19 millet arasında tartışmalı ve bölücü bir konu olan entegrasyon meselesine değinen Draghi, Euro Bölgesi ülkelerini daha fazla entegrasyon için söz vermeye çağırdı. “Önemli olan şey Euro birliğini daha güçlü hale getirmek ve bazı alanlarda, daha fazla entegrasyon bu amaca ulaşıyor” dedi.
Bu noktada Euro Bölgesi’nin aynı para birimini paylaşan 19 Avrupa ülkesinden oluştuğu ve para politikasına ECB’nin karar verdiği aktarıldı.Bununla birlikte, maliye politikalarına ulusal düzeyde karar verilmesinin genellikle tutarsızlıklar yarattığı ve bölgeyi finansal şoklara daha açık hale getirdiği bilgisi verildi.
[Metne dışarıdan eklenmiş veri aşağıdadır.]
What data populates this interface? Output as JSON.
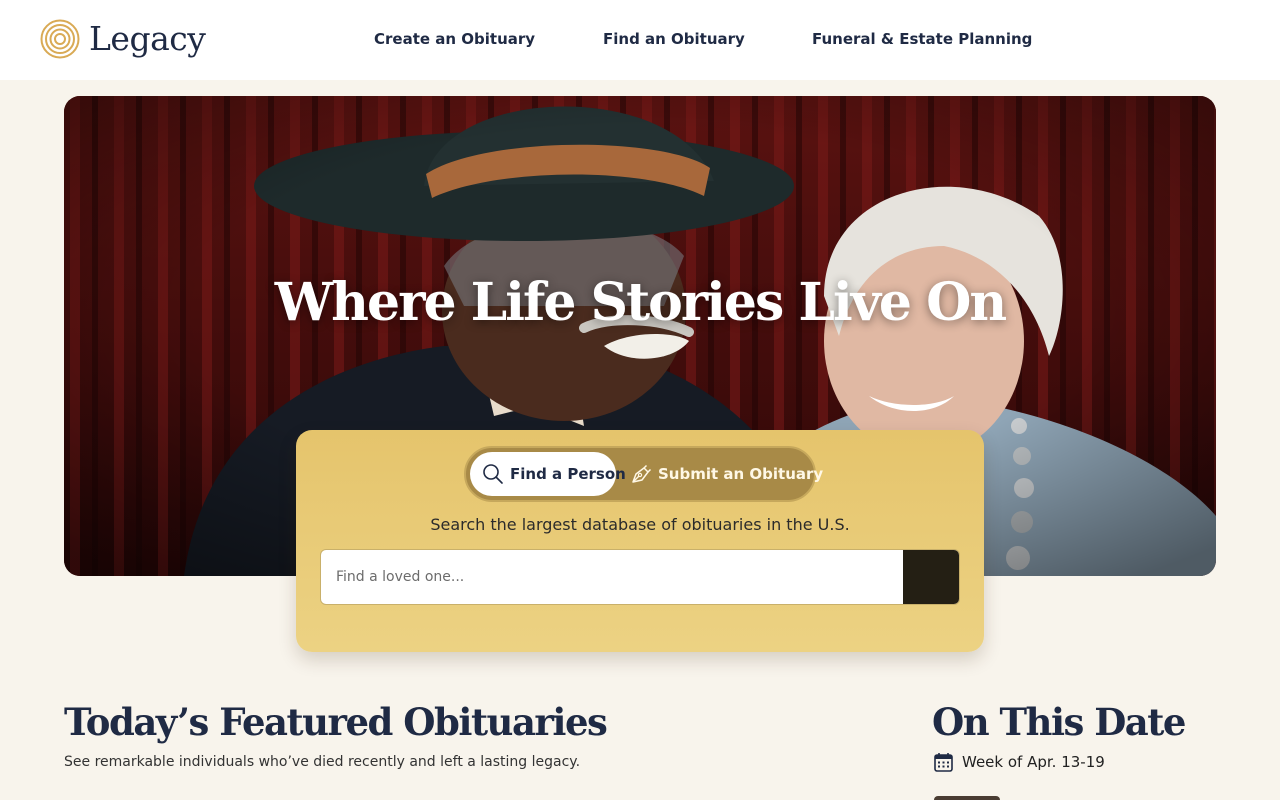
{
  "header": {
    "logo_text": "Legacy",
    "nav": {
      "create": "Create an Obituary",
      "find": "Find an Obituary",
      "funeral": "Funeral & Estate Planning"
    }
  },
  "hero": {
    "title": "Where Life Stories Live On"
  },
  "search": {
    "tab_find": "Find a Person",
    "tab_submit": "Submit an Obituary",
    "active_tab": "Find a Person",
    "description": "Search the largest database of obituaries in the U.S.",
    "placeholder": "Find a loved one...",
    "value": ""
  },
  "featured": {
    "title": "Today’s Featured Obituaries",
    "subtitle": "See remarkable individuals who’ve died recently and left a lasting legacy."
  },
  "on_this_date": {
    "title": "On This Date",
    "week": "Week of Apr. 13-19"
  },
  "colors": {
    "navy": "#1f2a44",
    "gold": "#e5c46c",
    "background": "#f8f4ec",
    "search_button": "#241f14"
  },
  "icons": {
    "logo": "concentric-circles-logo-icon",
    "find_tab": "search-icon",
    "submit_tab": "pen-nib-icon",
    "week": "calendar-icon"
  }
}
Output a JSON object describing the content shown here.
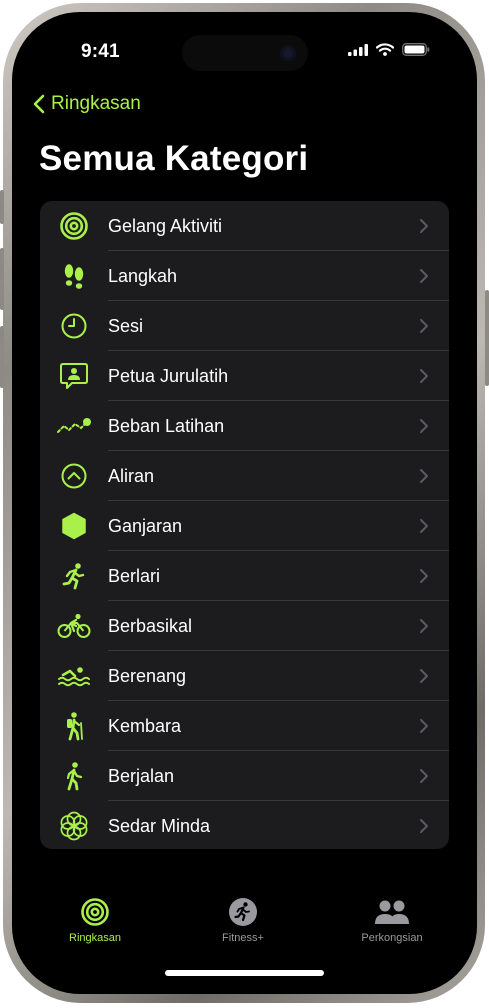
{
  "status": {
    "time": "9:41"
  },
  "nav": {
    "back_label": "Ringkasan"
  },
  "page": {
    "title": "Semua Kategori"
  },
  "categories": [
    {
      "label": "Gelang Aktiviti",
      "icon": "activity-rings-icon"
    },
    {
      "label": "Langkah",
      "icon": "footprints-icon"
    },
    {
      "label": "Sesi",
      "icon": "clock-icon"
    },
    {
      "label": "Petua Jurulatih",
      "icon": "coach-tips-icon"
    },
    {
      "label": "Beban Latihan",
      "icon": "training-load-icon"
    },
    {
      "label": "Aliran",
      "icon": "trends-icon"
    },
    {
      "label": "Ganjaran",
      "icon": "awards-icon"
    },
    {
      "label": "Berlari",
      "icon": "running-icon"
    },
    {
      "label": "Berbasikal",
      "icon": "cycling-icon"
    },
    {
      "label": "Berenang",
      "icon": "swimming-icon"
    },
    {
      "label": "Kembara",
      "icon": "hiking-icon"
    },
    {
      "label": "Berjalan",
      "icon": "walking-icon"
    },
    {
      "label": "Sedar Minda",
      "icon": "mindfulness-icon"
    }
  ],
  "tabs": [
    {
      "label": "Ringkasan",
      "active": true
    },
    {
      "label": "Fitness+",
      "active": false
    },
    {
      "label": "Perkongsian",
      "active": false
    }
  ],
  "colors": {
    "accent": "#a9f04a",
    "background": "#000000",
    "cell": "#1c1c1e",
    "separator": "#38383a",
    "inactive": "#9a9a9e"
  }
}
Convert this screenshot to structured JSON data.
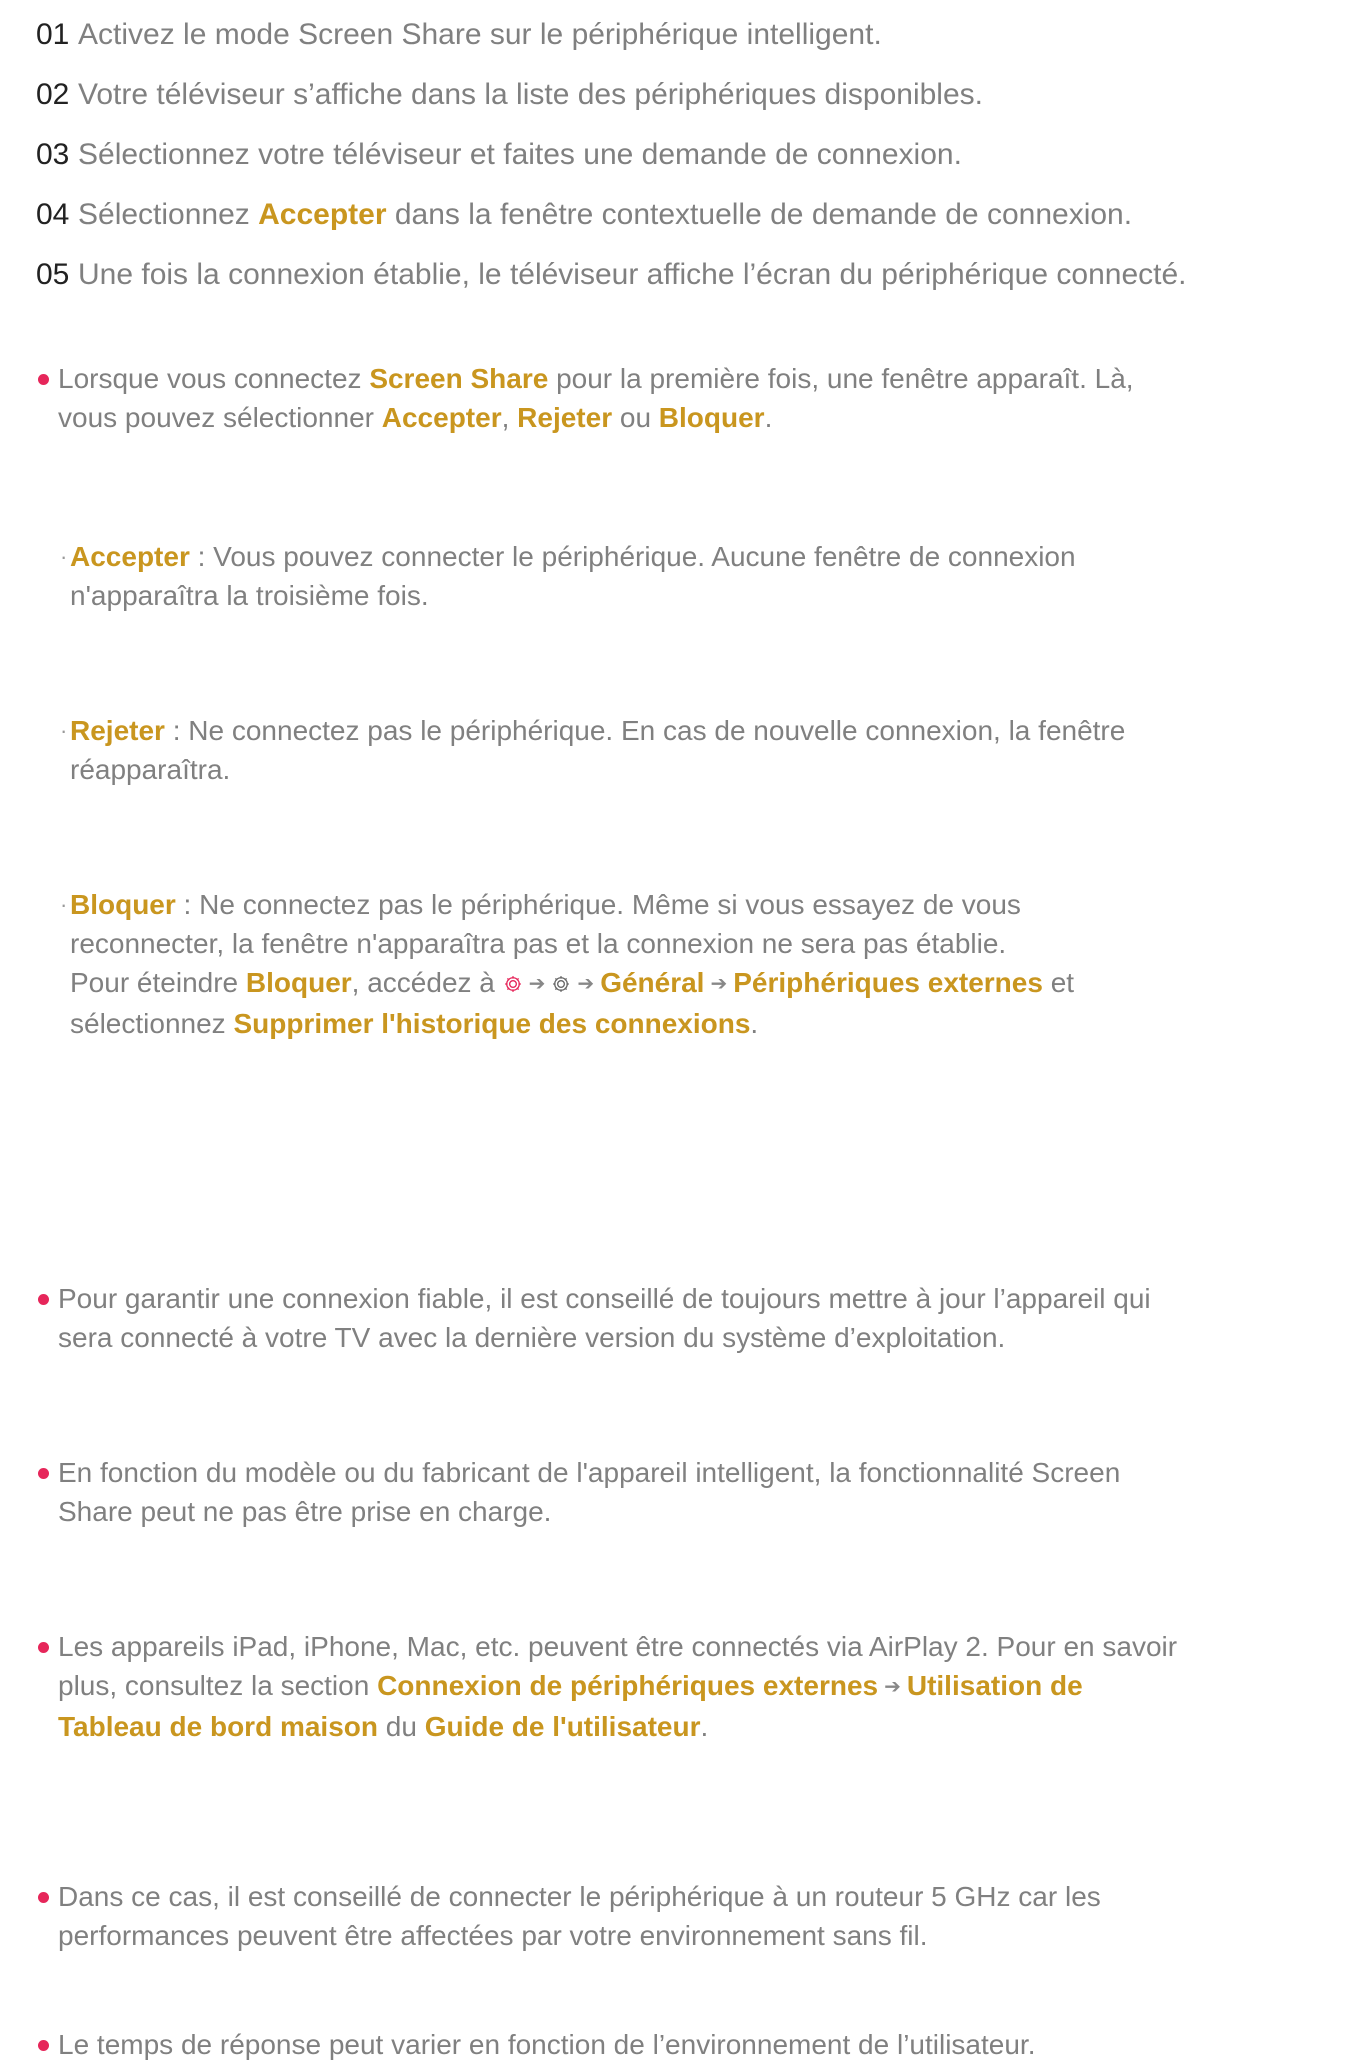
{
  "colors": {
    "accent": "#c9961f",
    "bullet": "#e6265a",
    "text": "#808080",
    "step_number": "#222222"
  },
  "steps": [
    {
      "num": "01",
      "text": "Activez le mode Screen Share sur le périphérique intelligent."
    },
    {
      "num": "02",
      "text": "Votre téléviseur s’affiche dans la liste des périphériques disponibles."
    },
    {
      "num": "03",
      "text": "Sélectionnez votre téléviseur et faites une demande de connexion."
    },
    {
      "num": "04",
      "pre": "Sélectionnez ",
      "bold": "Accepter",
      "post": " dans la fenêtre contextuelle de demande de connexion."
    },
    {
      "num": "05",
      "text": "Une fois la connexion établie, le téléviseur affiche l’écran du périphérique connecté."
    }
  ],
  "first_note": {
    "t1": "Lorsque vous connectez ",
    "b1": "Screen Share",
    "t2": " pour la première fois, une fenêtre apparaît. Là,",
    "t3": "vous pouvez sélectionner ",
    "b2": "Accepter",
    "t4": ", ",
    "b3": "Rejeter",
    "t5": " ou ",
    "b4": "Bloquer",
    "t6": "."
  },
  "options": {
    "accept": {
      "label": "Accepter",
      "l1": " : Vous pouvez connecter le périphérique. Aucune fenêtre de connexion",
      "l2": "n'apparaîtra la troisième fois."
    },
    "reject": {
      "label": "Rejeter",
      "l1": " : Ne connectez pas le périphérique. En cas de nouvelle connexion, la fenêtre",
      "l2": "réapparaîtra."
    },
    "block": {
      "label": "Bloquer",
      "l1": " : Ne connectez pas le périphérique. Même si vous essayez de vous",
      "l2": "reconnecter, la fenêtre n'apparaîtra pas et la connexion ne sera pas établie.",
      "l3a": "Pour éteindre ",
      "l3b": "Bloquer",
      "l3c": ", accédez à ",
      "path1": "Général",
      "path2": "Périphériques externes",
      "l3d": " et",
      "l4a": "sélectionnez ",
      "l4b": "Supprimer l'historique des connexions",
      "l4c": "."
    }
  },
  "arrow": "➔",
  "notes": {
    "n1": {
      "l1": "Pour garantir une connexion fiable, il est conseillé de toujours mettre à jour l’appareil qui",
      "l2": "sera connecté à votre TV avec la dernière version du système d’exploitation."
    },
    "n2": {
      "l1": "En fonction du modèle ou du fabricant de l'appareil intelligent, la fonctionnalité Screen",
      "l2": "Share peut ne pas être prise en charge."
    },
    "n3": {
      "l1": "Les appareils iPad, iPhone, Mac, etc. peuvent être connectés via AirPlay 2. Pour en savoir",
      "l2a": "plus, consultez la section ",
      "b1": "Connexion de périphériques externes",
      "b2": "Utilisation de",
      "b3": "Tableau de bord maison",
      "t1": " du ",
      "b4": "Guide de l'utilisateur",
      "t2": "."
    },
    "n4": {
      "l1": "Dans ce cas, il est conseillé de connecter le périphérique à un routeur 5 GHz car les",
      "l2": "performances peuvent être affectées par votre environnement sans fil."
    },
    "n5": {
      "l1": "Le temps de réponse peut varier en fonction de l’environnement de l’utilisateur."
    }
  }
}
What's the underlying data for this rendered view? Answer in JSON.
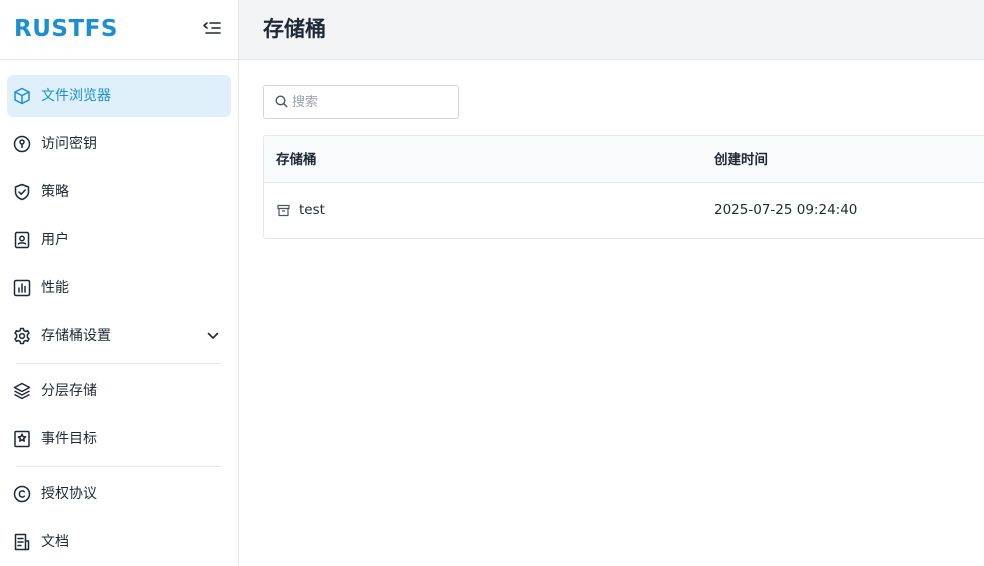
{
  "brand": {
    "logo_text": "RUSTFS",
    "accent_color": "#1a8fd1"
  },
  "header": {
    "title": "存储桶"
  },
  "sidebar": {
    "items": [
      {
        "label": "文件浏览器",
        "icon": "cube-icon",
        "active": true
      },
      {
        "label": "访问密钥",
        "icon": "key-circle-icon"
      },
      {
        "label": "策略",
        "icon": "shield-check-icon"
      },
      {
        "label": "用户",
        "icon": "user-badge-icon"
      },
      {
        "label": "性能",
        "icon": "bar-chart-icon"
      },
      {
        "label": "存储桶设置",
        "icon": "gear-icon",
        "expandable": true
      },
      {
        "label": "分层存储",
        "icon": "layers-icon"
      },
      {
        "label": "事件目标",
        "icon": "bookmark-star-icon"
      },
      {
        "label": "授权协议",
        "icon": "copyright-icon"
      },
      {
        "label": "文档",
        "icon": "document-icon"
      }
    ]
  },
  "search": {
    "placeholder": "搜索",
    "value": ""
  },
  "table": {
    "columns": [
      "存储桶",
      "创建时间"
    ],
    "rows": [
      {
        "name": "test",
        "created": "2025-07-25 09:24:40"
      }
    ]
  }
}
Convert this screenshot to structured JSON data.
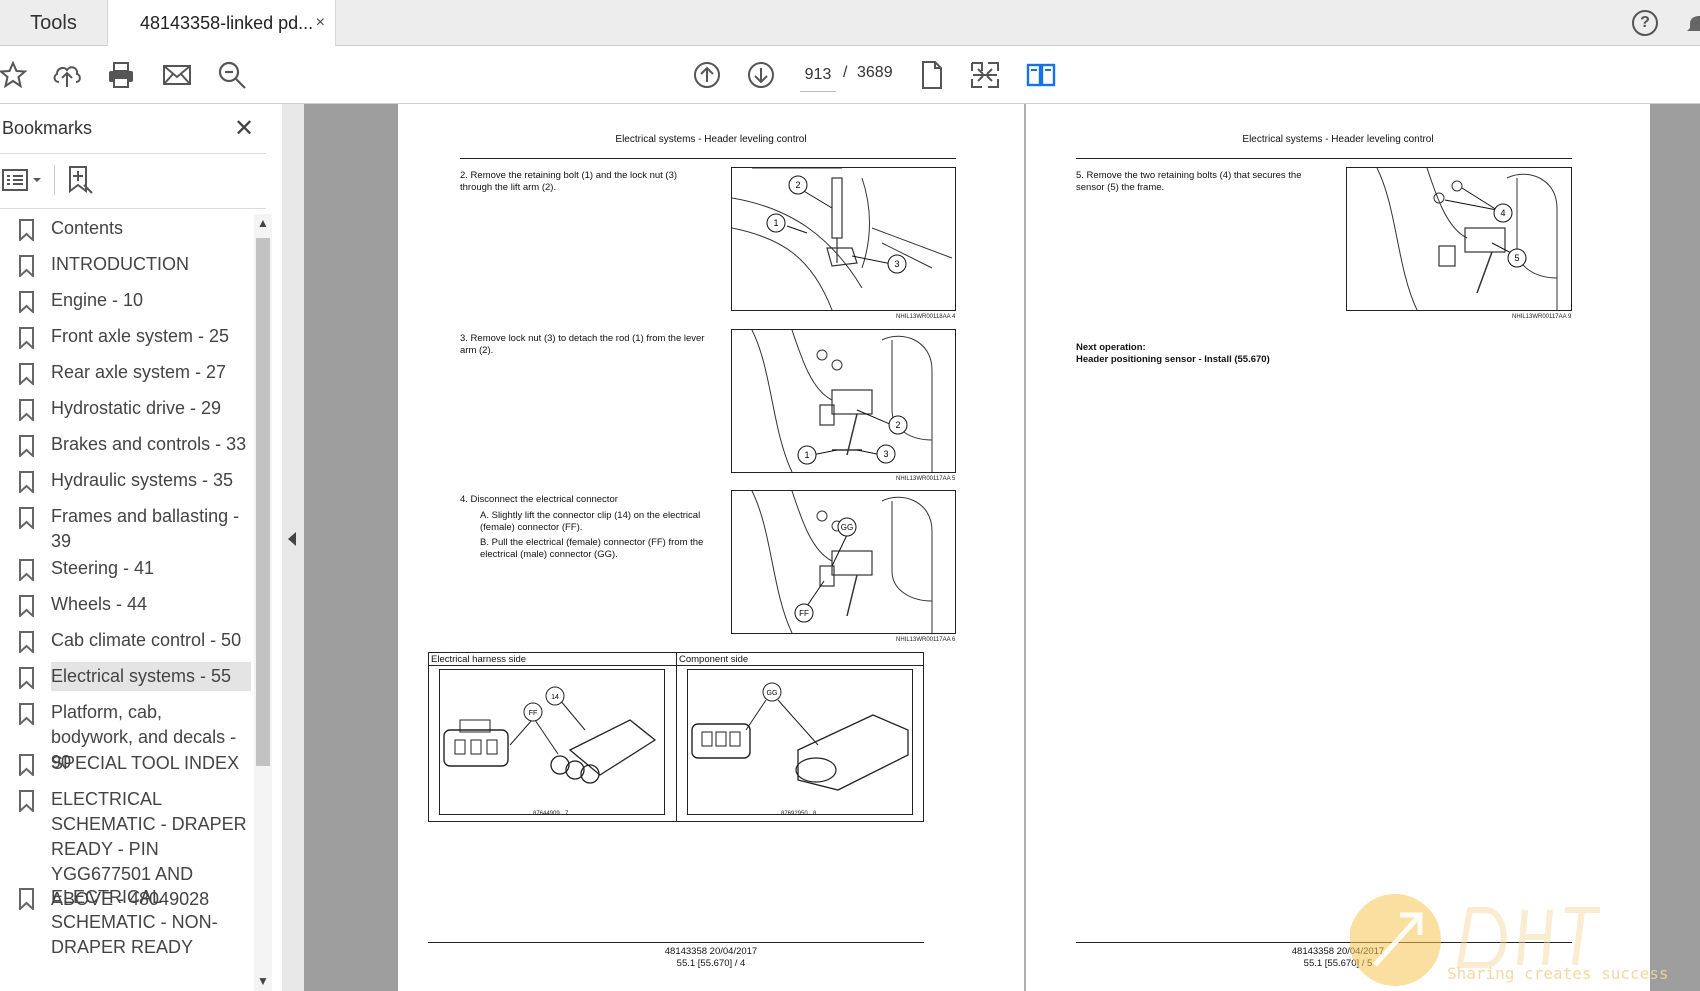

Çünkü bazı ülkeler maliye politikası söz konusu olduğunda daha fazla paylaşmaları gerektiğini savunurken, diğerleri ekonomileri üzerindeki kontrolünü kaybetmek veya borçlu olan ulusları finanse etmek zorunda kalmak korkusuyla Avrupa kurumlarına daha fazla yetki vermekte isteksizler.
Bu konuyla ilgili politik tartışmanın gitmek için hala uzun bir yolu olduğunu kabul etse de kendisinin iyimser olduğunu ekledi. 31 Ekim’de AMB’deki 8 yıllık görevinden ayrılacak olan Mario Draghi, 2014’ten bu yana maliye politikasının para politikası için gerekli bir tamamlayıcı olduğunu anlattığını belirtti. Şu anda ihtiyacın öncekinden daha acil olduğunu, para politikasının işini yapmaya devam edeceğini ancak olumsuz yan etkilerin giderek daha fazla görünür hale geldiğini kaydetti.
Yeterince şey yaptıklarını ve daha fazlasını yapabileceklerini öne sürerek; “eksik nokta, maliye politikası, Avrupa ile ABD arasındaki en büyük fark bu” dedi. Euro Bölgesi’nde ekonominin kötüleşmesiyle artan krize değinen Draghi; “Benim iddiam, bunun tek ülkeli bir dünya olmadığını görmeye çalışmaları gerektiğidir” dedi. Sonuçta Draghi, küresel bir yavaşlamaya karşı koymak için yüksek kamu harcamalarının her zamankinden daha acil ve gerekli olduğunu savunmasıyla dikkat çekti.